Dans le Land

Fumer bon marché

02 Novembre 2017 Par Paperjam.lu
Une du Land du 02 novembre
Cette semaine, le Land revient notamment sur l'optimisation fiscale de Volkswagen récemment dévoilé. (Photo: d'Lëtzebuerger Land)

Chaque semaine, Paperjam.lu vous propose de découvrir les grands dossiers qui font la une du Lëtzebuerger Land. Cette semaine, focus sur le marché du tabac dans la Grande Région.

En France, les droits d’accise sur les cigarettes vont augmenter en étapes jusqu’à la fin de 2020, un paquet de cigarettes pouvant alors coûter dix euros. En Belgique, les accises sont en hausse depuis 2016 et pourraient augmenter à nouveau en 2018 et 2019. Au Luxembourg par contre, rien n’est prévu, selon le ministère des Finances. Et ce bien qu’au grand-duché le niveau d’imposition sur les cigarettes soit proche du minimum prescrit par une directive européenne et que tout le monde soit d’accord sur le fait que, évidemment, fumer nuit à la santé. Mais parce que les changements en matière de TVA sur le commerce électronique doivent encore être digérés par les finances d’État, il est difficile de renoncer aux énormes rentrées générées par le commerce des stations-service dont les produits sont considérés comme un «package». Dans ces circonstances, les hausses d’impôt sur les cigarettes dans les pays voisins sont les bienvenues, car pas mal de fumeurs trouveront leur chemin vers le Luxembourg pour s’approvisionner.

9 sur l’échelle de Richter

Personne n’avait vu venir le recentrage «bürgerlich» du paysage politique d’Esch-sur-Alzette, qui s’est fait aux dépens de la gauche (LSAP, Déi Lénk et KPL). Les chrétiens-sociaux, les verts et les libéraux étaient eux-mêmes pris au dépourvu par leur propre victoire. Alors que le prochain maire, Georges Mischo (CSV), s’apprête à gouverner «Esch-la-Rouge», le LSAP tente de se recomposer autour de Taina Bofferding. Quatre semaines après le scrutin du 8 octobre, le Land retourne à Esch et relate la naissance de nouvelles ambitions politiques, les lois du karma et l’émergence d’une énième «Dolchstoßlegende».

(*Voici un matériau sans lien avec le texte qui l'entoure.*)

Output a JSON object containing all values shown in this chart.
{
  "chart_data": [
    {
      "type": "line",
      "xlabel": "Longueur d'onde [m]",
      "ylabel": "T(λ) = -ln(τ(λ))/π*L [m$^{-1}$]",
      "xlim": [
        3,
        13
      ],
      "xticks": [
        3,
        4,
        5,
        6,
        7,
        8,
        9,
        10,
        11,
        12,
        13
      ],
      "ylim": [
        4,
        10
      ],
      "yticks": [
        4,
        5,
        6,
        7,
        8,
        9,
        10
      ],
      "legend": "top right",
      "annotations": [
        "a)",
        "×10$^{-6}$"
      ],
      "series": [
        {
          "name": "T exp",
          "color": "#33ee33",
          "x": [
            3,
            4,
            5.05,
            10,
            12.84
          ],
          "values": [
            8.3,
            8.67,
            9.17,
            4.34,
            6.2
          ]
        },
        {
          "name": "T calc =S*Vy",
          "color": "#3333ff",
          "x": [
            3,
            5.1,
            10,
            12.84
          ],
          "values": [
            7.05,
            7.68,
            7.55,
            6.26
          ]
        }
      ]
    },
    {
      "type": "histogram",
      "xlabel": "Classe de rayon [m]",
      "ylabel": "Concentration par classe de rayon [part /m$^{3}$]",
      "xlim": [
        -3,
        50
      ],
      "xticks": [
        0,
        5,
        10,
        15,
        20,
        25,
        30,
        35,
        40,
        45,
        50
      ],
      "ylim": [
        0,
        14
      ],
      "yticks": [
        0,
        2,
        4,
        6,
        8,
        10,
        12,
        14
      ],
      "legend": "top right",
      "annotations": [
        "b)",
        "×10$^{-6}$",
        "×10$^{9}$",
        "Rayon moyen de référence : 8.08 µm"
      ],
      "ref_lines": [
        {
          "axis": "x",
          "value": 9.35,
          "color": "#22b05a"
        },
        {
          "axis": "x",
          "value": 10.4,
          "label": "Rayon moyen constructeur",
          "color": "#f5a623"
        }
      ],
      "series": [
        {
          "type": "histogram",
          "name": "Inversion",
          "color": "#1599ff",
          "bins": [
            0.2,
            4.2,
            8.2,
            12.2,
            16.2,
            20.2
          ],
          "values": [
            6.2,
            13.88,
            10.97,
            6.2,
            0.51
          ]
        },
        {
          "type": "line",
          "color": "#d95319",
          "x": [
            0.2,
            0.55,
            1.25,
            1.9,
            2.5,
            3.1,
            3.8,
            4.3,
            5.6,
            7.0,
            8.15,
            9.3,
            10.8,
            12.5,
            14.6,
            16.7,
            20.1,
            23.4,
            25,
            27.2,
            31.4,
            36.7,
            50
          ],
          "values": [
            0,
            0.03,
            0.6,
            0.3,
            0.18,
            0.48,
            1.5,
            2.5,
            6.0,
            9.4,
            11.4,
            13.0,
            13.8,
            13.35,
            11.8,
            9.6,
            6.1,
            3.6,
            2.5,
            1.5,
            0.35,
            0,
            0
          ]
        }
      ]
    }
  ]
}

Scandale d’optimisation fiscale

Après quelques mois sans scandale majeur, c’est une nouvelle constellation de médias composée du Spiegel, de Mediapart et du collectif EIC qui reproche au constructeur d’automobiles Volkswagen d’utiliser le Luxembourg pour éviter de payer des impôts sur les dividendes en Allemagne et faire transiter des prêts intra-groupe pour créer des intérêts que les filiales de Volkswagen à travers le monde peuvent déduire de leur facture fiscale. Ce que les journalistes d’investigation ont loupé, c’est que Volkswagen immunise ces intérêts contre l’imposition en les mettant dans les réserves de sa société de financement – 300 millions d’euros jusque fin 2016 –, jusqu’à une éventuelle distribution d’une prime de conversion de prêt à son actionnaire, la société de participation VW à Luxembourg. Même le ministre des Finances, à travers le comité du risque systémique qu’il préside, semble d’avis que les Soparfi sont toutes des coquilles vides sans substance; c’est en tout cas ce qu’écrivent des collaborateurs de la BCL dans un rapport sur le «shadow banking» au Luxembourg, publié cette année par ledit comité.